Convirtieron cada calle en un estadio, cada gol mudo en el gol más bonito de la historia. Y le dieron a este país nuevos ídolos. Porque los niños que juegan en la calle no son ellos mismos: son Armero, Cuadrado, Ospina, James, Mondragón, Zúñiga, Guarín, Jackson, Aguilar, Yepes… Porque quizás todos hubiéramos querido ser como ellos. Colombia aplaudió de pie su regreso y lloró de nuevo. Es que tanta felicidad no cabe en el cuerpo ni en el alma de un país y termina por desbordarse.

Acaso alguien dudaba de la magia del fútbol. Fue ella la que nos convocó en torno a una misma cosa.

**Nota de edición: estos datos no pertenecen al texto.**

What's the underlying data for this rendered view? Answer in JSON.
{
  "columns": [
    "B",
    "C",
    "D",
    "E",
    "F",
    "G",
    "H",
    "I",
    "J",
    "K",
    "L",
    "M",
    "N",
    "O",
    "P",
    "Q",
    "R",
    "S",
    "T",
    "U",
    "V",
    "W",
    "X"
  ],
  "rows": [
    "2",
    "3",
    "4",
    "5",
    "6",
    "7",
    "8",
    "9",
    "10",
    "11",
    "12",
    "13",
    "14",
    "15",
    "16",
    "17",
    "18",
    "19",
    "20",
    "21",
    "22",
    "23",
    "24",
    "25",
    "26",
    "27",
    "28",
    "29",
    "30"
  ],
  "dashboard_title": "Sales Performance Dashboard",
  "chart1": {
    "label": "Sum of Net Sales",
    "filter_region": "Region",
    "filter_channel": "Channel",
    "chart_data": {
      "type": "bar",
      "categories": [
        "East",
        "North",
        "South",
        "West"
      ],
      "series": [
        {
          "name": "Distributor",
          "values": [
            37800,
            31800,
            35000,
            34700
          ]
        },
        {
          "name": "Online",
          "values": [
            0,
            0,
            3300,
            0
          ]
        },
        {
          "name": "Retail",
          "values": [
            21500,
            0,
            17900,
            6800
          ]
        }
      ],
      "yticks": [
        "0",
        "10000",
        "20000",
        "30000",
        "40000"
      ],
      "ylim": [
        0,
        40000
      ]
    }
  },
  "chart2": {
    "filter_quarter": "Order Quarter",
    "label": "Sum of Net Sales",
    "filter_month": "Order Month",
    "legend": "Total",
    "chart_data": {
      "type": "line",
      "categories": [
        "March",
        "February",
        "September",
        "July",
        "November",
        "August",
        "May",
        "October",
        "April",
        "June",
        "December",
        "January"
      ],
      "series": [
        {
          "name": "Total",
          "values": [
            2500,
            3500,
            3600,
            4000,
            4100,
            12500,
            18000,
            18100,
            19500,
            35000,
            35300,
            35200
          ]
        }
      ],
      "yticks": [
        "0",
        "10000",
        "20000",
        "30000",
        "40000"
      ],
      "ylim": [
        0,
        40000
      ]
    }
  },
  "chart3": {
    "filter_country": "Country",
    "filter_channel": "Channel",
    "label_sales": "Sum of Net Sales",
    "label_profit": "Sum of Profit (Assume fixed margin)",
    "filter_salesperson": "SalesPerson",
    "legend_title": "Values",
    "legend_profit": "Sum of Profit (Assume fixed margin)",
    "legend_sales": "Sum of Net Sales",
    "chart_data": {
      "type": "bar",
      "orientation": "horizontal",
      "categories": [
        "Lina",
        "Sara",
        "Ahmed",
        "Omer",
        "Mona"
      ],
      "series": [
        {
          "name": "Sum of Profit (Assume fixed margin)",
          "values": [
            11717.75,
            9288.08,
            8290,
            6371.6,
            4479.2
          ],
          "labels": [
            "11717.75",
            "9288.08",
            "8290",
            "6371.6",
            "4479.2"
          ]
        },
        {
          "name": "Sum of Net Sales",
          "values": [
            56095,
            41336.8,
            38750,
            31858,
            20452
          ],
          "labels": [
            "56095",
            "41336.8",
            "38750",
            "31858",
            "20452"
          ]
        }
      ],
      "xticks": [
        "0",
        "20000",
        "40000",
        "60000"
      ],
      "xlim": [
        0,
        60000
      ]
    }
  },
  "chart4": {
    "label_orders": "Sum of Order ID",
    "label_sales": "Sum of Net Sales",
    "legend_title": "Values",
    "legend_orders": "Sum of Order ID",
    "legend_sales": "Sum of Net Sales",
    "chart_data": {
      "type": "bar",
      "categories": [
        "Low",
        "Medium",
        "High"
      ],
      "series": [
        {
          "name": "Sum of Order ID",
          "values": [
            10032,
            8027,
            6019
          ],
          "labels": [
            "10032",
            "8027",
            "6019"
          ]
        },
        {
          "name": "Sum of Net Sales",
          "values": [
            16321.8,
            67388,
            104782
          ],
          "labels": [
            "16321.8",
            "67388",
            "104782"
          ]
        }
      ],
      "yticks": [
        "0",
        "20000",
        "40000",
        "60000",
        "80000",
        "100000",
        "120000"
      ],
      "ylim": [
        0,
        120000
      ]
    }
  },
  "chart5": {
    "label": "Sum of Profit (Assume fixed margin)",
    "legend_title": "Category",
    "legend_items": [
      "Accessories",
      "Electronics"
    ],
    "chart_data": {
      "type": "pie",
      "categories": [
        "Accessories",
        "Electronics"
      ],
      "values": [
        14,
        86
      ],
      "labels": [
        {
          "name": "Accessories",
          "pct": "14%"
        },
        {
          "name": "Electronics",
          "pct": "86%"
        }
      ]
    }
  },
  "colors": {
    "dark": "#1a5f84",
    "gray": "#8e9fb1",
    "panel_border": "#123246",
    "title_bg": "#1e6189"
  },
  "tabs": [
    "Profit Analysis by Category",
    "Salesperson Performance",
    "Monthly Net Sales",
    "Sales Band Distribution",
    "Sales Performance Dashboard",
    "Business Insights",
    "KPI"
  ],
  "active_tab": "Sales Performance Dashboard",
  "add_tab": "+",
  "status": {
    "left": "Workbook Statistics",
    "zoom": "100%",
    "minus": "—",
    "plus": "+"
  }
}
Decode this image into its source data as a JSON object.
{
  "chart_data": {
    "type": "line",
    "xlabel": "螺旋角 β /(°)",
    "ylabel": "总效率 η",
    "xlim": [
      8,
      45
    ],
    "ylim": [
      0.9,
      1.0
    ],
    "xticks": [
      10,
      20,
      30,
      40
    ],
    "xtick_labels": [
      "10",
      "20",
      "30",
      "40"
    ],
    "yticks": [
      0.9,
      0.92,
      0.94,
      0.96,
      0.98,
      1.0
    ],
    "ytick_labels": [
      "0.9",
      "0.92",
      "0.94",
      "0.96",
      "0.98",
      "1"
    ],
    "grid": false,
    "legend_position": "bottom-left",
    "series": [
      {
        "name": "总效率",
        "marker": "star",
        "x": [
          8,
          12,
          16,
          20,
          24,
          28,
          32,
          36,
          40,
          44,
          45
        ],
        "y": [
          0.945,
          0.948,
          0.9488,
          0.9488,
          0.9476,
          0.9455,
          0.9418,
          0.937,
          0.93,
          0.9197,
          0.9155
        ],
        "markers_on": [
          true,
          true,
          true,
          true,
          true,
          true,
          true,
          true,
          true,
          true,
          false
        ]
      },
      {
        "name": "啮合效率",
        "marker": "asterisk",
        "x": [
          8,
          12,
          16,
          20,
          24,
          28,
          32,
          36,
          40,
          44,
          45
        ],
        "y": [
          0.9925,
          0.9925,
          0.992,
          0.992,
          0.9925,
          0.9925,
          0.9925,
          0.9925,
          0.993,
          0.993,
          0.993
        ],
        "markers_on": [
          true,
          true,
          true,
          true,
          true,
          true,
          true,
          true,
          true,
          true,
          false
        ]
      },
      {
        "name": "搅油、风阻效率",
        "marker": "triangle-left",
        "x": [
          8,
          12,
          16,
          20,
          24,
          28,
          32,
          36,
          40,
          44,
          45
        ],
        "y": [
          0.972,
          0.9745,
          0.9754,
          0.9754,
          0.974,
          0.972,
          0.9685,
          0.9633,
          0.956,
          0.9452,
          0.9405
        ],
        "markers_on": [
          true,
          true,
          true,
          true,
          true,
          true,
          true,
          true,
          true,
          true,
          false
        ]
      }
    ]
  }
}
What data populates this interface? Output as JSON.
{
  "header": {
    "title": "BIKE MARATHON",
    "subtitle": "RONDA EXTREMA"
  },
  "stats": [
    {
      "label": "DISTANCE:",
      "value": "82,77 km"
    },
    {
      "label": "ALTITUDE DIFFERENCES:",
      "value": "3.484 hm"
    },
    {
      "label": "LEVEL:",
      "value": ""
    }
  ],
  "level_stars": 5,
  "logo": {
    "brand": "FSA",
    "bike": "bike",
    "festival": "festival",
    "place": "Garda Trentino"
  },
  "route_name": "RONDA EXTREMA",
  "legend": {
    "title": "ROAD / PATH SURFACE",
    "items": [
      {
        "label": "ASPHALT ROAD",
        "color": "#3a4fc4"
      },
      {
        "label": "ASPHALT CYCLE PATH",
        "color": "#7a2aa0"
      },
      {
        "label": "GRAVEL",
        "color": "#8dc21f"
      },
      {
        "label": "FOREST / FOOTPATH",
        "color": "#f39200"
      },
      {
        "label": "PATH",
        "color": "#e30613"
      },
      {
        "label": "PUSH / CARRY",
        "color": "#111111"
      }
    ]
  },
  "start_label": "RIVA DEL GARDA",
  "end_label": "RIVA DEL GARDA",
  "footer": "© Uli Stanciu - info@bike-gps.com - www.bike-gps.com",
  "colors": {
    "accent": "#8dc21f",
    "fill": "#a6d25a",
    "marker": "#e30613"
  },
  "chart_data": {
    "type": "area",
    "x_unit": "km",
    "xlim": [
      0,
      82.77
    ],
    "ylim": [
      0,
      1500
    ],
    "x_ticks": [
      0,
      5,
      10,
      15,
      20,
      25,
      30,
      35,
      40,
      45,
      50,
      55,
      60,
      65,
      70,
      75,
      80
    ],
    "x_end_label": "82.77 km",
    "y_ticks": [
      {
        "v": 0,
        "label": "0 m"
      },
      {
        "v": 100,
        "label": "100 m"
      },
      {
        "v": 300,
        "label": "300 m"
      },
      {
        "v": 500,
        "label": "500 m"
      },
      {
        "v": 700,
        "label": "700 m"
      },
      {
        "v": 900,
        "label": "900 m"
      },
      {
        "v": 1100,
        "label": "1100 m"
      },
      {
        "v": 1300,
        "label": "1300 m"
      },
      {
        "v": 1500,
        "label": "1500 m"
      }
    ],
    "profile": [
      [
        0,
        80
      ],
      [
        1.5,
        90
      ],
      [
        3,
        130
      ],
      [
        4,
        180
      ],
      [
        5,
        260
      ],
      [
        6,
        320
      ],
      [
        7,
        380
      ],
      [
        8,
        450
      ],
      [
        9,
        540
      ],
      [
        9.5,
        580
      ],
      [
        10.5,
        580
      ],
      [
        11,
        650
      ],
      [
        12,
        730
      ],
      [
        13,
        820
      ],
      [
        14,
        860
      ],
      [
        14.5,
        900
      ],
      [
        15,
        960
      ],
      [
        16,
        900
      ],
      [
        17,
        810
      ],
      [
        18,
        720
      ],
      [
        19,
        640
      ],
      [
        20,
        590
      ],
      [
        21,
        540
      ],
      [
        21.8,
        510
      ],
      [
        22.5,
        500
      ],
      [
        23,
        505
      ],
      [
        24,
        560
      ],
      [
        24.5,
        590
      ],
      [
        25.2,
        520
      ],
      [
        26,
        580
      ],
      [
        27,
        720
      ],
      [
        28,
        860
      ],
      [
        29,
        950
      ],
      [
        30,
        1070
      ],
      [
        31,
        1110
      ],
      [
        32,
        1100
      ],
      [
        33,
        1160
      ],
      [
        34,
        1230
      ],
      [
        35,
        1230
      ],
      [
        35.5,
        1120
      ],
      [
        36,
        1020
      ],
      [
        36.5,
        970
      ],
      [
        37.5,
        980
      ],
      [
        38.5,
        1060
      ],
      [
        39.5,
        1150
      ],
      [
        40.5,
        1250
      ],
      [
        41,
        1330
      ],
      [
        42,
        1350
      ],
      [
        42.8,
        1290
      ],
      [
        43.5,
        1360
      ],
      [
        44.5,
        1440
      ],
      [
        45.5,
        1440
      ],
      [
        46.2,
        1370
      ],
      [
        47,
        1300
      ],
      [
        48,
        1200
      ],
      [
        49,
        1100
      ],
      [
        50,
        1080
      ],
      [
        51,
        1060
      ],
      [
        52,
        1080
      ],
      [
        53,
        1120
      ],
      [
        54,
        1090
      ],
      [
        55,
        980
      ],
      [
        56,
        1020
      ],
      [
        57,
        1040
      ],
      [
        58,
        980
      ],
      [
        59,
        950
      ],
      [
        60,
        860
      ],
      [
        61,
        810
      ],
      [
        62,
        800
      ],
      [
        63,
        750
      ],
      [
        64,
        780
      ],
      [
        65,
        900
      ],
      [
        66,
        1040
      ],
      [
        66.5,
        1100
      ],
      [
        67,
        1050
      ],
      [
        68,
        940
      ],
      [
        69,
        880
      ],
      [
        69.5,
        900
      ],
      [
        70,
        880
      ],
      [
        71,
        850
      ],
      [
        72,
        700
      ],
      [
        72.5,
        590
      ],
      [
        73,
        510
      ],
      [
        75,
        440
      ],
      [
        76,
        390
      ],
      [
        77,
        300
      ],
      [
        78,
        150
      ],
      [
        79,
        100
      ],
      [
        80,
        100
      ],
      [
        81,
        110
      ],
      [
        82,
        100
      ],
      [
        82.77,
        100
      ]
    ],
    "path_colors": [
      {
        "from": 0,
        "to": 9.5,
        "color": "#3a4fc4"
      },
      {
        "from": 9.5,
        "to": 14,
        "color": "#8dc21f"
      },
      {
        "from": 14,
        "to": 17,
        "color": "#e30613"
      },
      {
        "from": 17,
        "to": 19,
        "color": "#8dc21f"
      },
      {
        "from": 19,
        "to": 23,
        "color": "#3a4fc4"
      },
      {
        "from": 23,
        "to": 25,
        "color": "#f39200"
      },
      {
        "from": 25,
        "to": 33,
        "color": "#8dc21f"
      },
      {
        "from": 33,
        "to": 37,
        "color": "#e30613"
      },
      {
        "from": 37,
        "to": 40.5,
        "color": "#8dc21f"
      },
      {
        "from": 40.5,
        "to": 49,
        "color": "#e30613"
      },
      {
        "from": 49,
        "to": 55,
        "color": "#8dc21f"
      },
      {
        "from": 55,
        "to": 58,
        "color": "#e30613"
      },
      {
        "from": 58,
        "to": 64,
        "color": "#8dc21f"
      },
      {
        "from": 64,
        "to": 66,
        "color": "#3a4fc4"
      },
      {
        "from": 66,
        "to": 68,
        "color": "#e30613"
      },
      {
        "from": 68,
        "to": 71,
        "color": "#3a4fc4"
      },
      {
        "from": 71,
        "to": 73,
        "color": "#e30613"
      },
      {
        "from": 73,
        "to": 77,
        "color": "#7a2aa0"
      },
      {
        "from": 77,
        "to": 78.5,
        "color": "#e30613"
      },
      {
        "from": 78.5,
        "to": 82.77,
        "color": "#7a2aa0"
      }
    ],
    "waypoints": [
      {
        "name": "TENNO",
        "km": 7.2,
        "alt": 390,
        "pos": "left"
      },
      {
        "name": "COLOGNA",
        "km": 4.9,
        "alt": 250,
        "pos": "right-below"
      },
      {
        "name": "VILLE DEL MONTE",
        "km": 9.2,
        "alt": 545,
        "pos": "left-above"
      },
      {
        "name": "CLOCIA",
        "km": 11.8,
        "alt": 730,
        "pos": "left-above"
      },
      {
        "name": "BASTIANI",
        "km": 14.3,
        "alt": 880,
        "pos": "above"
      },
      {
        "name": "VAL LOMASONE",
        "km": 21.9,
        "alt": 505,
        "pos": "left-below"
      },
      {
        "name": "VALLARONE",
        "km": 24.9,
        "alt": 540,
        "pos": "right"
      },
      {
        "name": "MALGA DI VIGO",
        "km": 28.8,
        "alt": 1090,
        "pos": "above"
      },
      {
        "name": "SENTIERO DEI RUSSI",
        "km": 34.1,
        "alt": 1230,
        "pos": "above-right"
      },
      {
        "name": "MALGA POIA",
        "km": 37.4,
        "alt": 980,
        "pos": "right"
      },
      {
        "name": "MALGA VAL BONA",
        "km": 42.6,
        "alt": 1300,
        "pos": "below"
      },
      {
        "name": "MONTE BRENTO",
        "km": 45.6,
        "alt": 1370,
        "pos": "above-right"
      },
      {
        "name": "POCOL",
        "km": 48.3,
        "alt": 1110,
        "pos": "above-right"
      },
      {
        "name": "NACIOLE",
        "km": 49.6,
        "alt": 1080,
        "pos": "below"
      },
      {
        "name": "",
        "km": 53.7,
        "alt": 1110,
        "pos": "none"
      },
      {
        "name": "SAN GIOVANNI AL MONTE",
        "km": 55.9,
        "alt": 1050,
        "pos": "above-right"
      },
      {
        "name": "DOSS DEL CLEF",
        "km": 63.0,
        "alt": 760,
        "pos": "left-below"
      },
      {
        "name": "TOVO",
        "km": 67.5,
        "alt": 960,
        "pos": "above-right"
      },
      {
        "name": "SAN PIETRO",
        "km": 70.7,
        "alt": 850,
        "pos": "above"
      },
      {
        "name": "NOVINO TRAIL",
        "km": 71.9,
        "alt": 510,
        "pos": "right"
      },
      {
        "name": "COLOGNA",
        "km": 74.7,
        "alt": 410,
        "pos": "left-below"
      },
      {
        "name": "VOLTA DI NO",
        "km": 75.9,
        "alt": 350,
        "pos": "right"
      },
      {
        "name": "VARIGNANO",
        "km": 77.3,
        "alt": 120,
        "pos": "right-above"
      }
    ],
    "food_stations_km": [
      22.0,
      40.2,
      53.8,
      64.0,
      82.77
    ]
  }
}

Y por fin en la cancha sucedió lo que tenía que suceder y que se venía aplazando desde hace tanto tiempo: nos dimos cuenta que somos algo más que una multitud de discursos de guerra y muerte, mucho más.

Presenciamos todos en conjunto el amanecer de los ídolos. Porque indudablemente es mejor una sociedad que tiene como ídolos a deportistas y no a capos de la mafia. El recuerdo de la generación del Pibe, de Córdoba, Higuita, el Chonto Herrera, Leonel Álvarez, el Tren Valencia, el Tino Asprilla, ha encontrado magníficos herederos.

Evocaremos entonces la felicidad de aquel Mundial de fútbol estupendo en el que soñamos con que la Selección Colombia se coronara campeona el mismo año en que un hijo de las montañas de Boyacá fue campeón del Giro de Italia… Ese año en el que de nuevo, aprendimos a soñar.